Readers who have followed the reporting of the Battle for Bangkok may recall that some time ago a parliamentary committee reported on the ammunition used by the Army in the period of the crackdown on red shirt protesters in April and May 2010. Back then PPT posted an account that reported on this. The report stated:
597,500 rounds of ammunition were disbursed by the army from its arsenal to support the Centre for the Resolution of the Emergency Situation’s activities from 11 Mar until the end of the rallies, and 479,577 rounds were returned. That means that 117,923 were used. The total number includes 3,000 sniper rounds of which 880 were returned, and 10,000 blank rounds of which 3,380 were returned….

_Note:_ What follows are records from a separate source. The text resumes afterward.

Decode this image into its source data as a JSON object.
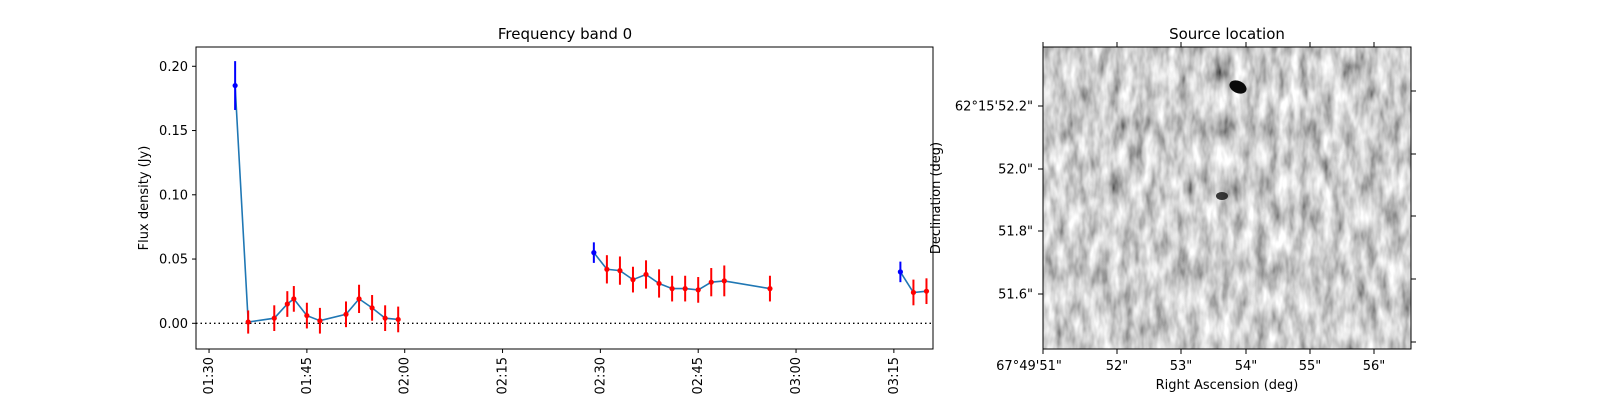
{
  "chart_data": [
    {
      "type": "line",
      "title": "Frequency band 0",
      "xlabel": "",
      "ylabel": "Flux density (Jy)",
      "x_ticks": [
        "01:30",
        "01:45",
        "02:00",
        "02:15",
        "02:30",
        "02:45",
        "03:00",
        "03:15"
      ],
      "y_ticks": [
        "0.00",
        "0.05",
        "0.10",
        "0.15",
        "0.20"
      ],
      "xlim": [
        "01:28",
        "03:21"
      ],
      "ylim": [
        -0.02,
        0.215
      ],
      "line_color": "#1f77b4",
      "zero_line": {
        "y": 0.0,
        "style": "dotted"
      },
      "segments": [
        {
          "x": [
            "01:34",
            "01:36",
            "01:40",
            "01:42",
            "01:43",
            "01:45",
            "01:47",
            "01:51",
            "01:53",
            "01:55",
            "01:57",
            "01:59"
          ],
          "y": [
            0.185,
            0.001,
            0.004,
            0.015,
            0.019,
            0.006,
            0.002,
            0.007,
            0.019,
            0.012,
            0.004,
            0.003
          ],
          "err": [
            0.019,
            0.009,
            0.01,
            0.01,
            0.01,
            0.01,
            0.01,
            0.01,
            0.011,
            0.01,
            0.01,
            0.01
          ],
          "colors": [
            "#0000ff",
            "#ff0000",
            "#ff0000",
            "#ff0000",
            "#ff0000",
            "#ff0000",
            "#ff0000",
            "#ff0000",
            "#ff0000",
            "#ff0000",
            "#ff0000",
            "#ff0000"
          ]
        },
        {
          "x": [
            "02:29",
            "02:31",
            "02:33",
            "02:35",
            "02:37",
            "02:39",
            "02:41",
            "02:43",
            "02:45",
            "02:47",
            "02:49",
            "02:56"
          ],
          "y": [
            0.055,
            0.042,
            0.041,
            0.034,
            0.038,
            0.031,
            0.027,
            0.027,
            0.026,
            0.032,
            0.033,
            0.027
          ],
          "err": [
            0.008,
            0.011,
            0.011,
            0.01,
            0.011,
            0.011,
            0.01,
            0.01,
            0.01,
            0.011,
            0.012,
            0.01
          ],
          "colors": [
            "#0000ff",
            "#ff0000",
            "#ff0000",
            "#ff0000",
            "#ff0000",
            "#ff0000",
            "#ff0000",
            "#ff0000",
            "#ff0000",
            "#ff0000",
            "#ff0000",
            "#ff0000"
          ]
        },
        {
          "x": [
            "03:16",
            "03:18",
            "03:20"
          ],
          "y": [
            0.04,
            0.024,
            0.025
          ],
          "err": [
            0.008,
            0.01,
            0.01
          ],
          "colors": [
            "#0000ff",
            "#ff0000",
            "#ff0000"
          ]
        }
      ]
    },
    {
      "type": "heatmap",
      "title": "Source location",
      "xlabel": "Right Ascension (deg)",
      "ylabel": "Declination (deg)",
      "x_ticks": [
        "67°49'51\"",
        "52\"",
        "53\"",
        "54\"",
        "55\"",
        "56\""
      ],
      "y_ticks": [
        "62°15'52.2\"",
        "52.0\"",
        "51.8\"",
        "51.6\""
      ],
      "colormap": "grayscale"
    }
  ]
}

Now the Bangkok Post has more figures on the use of ammunition, based on the account provided by the Truth for Reconciliation Commission:
… 597,500 bullets were drawn and 479,577 were returned. The TRC’s report also contained a chart showing the types of ammunition used…. About 59% were shotgun shells, 30% 5.56x45mm ammunition, 8% .308 bullets, 2% blanks and the remaining 1% 7.62x51mm sniper bullets.
The number of rounds fired is exactly the same as in the earlier report.However, the Bangkok Post reports states that the military disputes the figures. Remarkably, the military-sourced figures are higher! The Post states: “Almost 200,000 rounds of ammunition, including 500 sniper rounds, were used in military operations to crack down on red-shirt protesters in April and May 2010, according to an army source.”
The army’s report is that 778,750 rounds were distributed for shooting at red shirt protesters and others. A total of 586,801 rounds were returned, which meant 191,949 were expended. While the figures don’t quite add up as set out in the article, of the used rounds, 52,729 were from shotguns, with 90,016 rubber shot cartridges also used.
The rest of the numbers in the report refer to various kinds of “5.56x45mm” ammunition, all of which seem compatible with various of the rifles used by the army, and 5,000 “other types of ammunition.”
It seems that the Army is trying to show that it really didn’t use any ammunition that can be stated to be “sniper cartridges, such as 7.62 mm, such as SIG-Sauer SSG 3000 and SR-25. Rounds for these weapons are presumably included in the “other types of ammunition,” where all of the issued ammunition was used.
As non-military types, it seems to us that the use of 200,000 rounds is quite remarkable.